From volume 15 of the work.

43207Catholic Encyclopedia (1913) — Jacob Anton Zallinger zum ThurnMichael Ott



Philosopher and canonist, born at Bozen, 26 July, 1735, died there, 11 January, 1813. He studied at Innsbruck and Munich, entered the Jesuit Order on 9 October, 1753, was ordained priest on 1 June, 1765, then taught philosophy at Munich, Dillingen, and Innsbruck. Shortly after the suppression of the Jesuits in 1773, Prince-bishop Clemens Wenceslaus engaged him as professor of canon law at Augsburg.
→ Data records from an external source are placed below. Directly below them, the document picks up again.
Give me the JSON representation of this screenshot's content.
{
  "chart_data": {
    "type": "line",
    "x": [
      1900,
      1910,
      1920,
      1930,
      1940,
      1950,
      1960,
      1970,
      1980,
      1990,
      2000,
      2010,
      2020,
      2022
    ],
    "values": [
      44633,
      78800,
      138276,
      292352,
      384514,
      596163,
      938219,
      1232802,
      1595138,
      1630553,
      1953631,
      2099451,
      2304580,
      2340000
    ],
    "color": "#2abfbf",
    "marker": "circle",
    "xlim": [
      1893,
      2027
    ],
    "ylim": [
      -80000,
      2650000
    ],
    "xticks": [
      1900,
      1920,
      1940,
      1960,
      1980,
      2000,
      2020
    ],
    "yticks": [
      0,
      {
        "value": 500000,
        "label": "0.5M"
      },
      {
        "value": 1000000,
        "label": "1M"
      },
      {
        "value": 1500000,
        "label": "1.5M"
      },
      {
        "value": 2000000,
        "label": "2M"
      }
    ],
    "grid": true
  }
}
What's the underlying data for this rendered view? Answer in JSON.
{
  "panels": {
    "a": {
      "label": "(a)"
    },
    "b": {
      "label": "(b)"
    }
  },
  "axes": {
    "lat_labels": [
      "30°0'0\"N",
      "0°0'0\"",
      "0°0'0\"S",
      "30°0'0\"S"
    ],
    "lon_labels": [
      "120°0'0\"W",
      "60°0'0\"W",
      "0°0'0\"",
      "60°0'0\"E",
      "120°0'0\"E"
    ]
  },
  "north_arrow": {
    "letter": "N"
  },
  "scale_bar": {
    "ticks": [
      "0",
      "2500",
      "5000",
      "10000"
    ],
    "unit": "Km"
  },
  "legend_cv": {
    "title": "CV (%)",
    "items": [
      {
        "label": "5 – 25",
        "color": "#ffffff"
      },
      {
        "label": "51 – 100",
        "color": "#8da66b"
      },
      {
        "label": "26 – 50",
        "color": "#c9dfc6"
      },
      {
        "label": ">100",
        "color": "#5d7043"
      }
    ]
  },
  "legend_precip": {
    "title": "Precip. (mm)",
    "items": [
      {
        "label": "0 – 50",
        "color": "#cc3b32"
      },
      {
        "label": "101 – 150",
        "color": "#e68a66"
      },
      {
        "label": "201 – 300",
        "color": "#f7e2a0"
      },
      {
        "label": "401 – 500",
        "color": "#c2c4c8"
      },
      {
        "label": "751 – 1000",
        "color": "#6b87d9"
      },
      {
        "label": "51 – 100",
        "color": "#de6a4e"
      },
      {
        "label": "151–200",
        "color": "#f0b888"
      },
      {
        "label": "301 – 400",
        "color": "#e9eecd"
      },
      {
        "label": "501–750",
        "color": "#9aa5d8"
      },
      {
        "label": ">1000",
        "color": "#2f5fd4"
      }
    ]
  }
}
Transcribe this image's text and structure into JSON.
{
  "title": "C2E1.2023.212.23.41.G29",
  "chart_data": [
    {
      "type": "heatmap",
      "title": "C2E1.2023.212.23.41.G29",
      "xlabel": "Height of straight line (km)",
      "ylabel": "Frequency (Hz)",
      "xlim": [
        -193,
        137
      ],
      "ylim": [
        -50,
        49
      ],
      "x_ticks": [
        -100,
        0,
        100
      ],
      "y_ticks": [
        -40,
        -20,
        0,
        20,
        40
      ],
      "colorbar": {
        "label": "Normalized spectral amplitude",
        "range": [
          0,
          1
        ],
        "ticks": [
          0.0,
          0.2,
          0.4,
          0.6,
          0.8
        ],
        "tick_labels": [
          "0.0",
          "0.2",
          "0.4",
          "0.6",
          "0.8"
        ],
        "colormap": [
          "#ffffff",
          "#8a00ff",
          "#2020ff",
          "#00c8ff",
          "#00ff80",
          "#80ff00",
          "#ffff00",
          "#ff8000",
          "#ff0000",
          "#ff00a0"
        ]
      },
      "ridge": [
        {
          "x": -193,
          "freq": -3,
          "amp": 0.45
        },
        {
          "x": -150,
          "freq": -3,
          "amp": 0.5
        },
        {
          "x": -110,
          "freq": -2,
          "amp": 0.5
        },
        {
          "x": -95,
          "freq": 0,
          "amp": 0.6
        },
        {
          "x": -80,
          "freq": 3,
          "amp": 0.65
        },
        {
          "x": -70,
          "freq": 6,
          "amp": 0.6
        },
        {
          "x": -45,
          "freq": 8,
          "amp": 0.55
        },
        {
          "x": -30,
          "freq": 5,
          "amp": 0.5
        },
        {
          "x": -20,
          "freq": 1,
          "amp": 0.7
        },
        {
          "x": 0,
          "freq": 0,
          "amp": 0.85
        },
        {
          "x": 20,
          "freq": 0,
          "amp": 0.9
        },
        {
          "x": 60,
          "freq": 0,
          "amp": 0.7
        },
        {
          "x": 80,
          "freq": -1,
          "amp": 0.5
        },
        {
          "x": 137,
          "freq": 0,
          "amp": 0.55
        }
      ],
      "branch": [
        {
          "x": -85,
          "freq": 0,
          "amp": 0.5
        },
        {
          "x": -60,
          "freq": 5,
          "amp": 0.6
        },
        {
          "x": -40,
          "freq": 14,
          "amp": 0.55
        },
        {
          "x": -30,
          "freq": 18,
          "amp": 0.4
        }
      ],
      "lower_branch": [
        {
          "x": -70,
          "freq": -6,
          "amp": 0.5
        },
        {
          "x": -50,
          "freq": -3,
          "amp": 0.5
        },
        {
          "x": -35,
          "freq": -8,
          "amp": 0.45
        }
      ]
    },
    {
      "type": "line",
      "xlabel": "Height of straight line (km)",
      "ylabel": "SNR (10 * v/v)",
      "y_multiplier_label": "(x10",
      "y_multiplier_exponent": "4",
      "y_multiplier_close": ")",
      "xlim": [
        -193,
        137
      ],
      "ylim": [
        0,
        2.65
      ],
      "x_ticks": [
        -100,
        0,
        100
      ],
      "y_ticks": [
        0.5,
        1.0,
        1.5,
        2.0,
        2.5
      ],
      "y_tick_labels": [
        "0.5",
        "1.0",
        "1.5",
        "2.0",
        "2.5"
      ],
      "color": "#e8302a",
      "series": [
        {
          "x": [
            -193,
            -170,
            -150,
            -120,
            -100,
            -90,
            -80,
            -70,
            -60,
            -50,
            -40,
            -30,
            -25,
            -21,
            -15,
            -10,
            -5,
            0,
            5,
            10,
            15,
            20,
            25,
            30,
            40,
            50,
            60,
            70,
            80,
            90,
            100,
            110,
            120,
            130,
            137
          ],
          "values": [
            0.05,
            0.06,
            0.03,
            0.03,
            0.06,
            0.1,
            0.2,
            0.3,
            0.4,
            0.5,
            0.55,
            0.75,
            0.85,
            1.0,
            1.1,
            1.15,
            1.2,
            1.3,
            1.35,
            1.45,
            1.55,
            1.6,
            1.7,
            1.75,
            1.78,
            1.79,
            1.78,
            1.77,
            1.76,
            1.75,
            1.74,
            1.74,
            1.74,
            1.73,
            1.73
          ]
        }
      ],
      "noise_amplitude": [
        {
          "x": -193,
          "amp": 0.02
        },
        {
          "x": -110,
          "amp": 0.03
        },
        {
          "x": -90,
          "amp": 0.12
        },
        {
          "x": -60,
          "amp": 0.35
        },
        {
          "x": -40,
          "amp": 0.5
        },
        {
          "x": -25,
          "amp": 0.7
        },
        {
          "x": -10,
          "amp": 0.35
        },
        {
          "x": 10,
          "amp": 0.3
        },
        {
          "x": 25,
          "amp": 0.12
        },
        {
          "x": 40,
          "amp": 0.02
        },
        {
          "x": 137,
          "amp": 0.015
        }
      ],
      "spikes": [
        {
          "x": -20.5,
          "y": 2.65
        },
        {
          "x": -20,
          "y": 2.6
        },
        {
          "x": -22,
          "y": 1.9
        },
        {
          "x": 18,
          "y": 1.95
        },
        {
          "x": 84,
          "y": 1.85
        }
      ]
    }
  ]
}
He held this position for thirty years (1777-1807), with the exception of four months, during which he was theologian at the papal nunciature at Ratisbon, and sixteen months, which upon invitation of Pius VII he spent in Rome as papal councillor in German affairs (1805-6). In 1807 he returned to Bozen, devoting the rest of his life to literary labours. As a canonist he defended the papal rights again the Febronian tendencies in Germany, and as a philosopher he endeavoured to replace the Scholastic method by the empiricism of Newton. His chief canonical works are: "Institutionum juris naturalis et ecclesiastici publici libri V" (Augsburg, 1784; Ghent, 1823; Rome, 1832); "De usu publici commentarioulus" (Augsburg, 1784; Ghent, 1823); "Historische Bemerkungen uber das sogenannte Resultat des Emser Congressus" (Frankfort and Leipzig, 1787); "Institutiones juris ecclesiastici, maxime privati, ordine Decretalium" (5 vols., Augsburg, 1792-3; 3 vols., Rome, 1832). His chief philosophical works are: "Lex gravitatis universalis ac mutuae cum theoria de sectione coni" (Munich, 1769); "Interpretatio naturae, seu philosophia Newtoniana methodo exposita" (3 vols., Augsburg, 1773); "Disquisitiones philosophiae Kantianae" (2 vols., Augsburg, 1799).

SOMMERVOGEL, Bibliothèque de la Compagnie de Jésus, VIII (Brussels, 1898), 1415-8; WÜRZBACH, Biogr. Lex., LIX (Vienna, 1890), 114-5; HURTER, Nomenclator, V, I (Innsbruck, 1911), 771-5.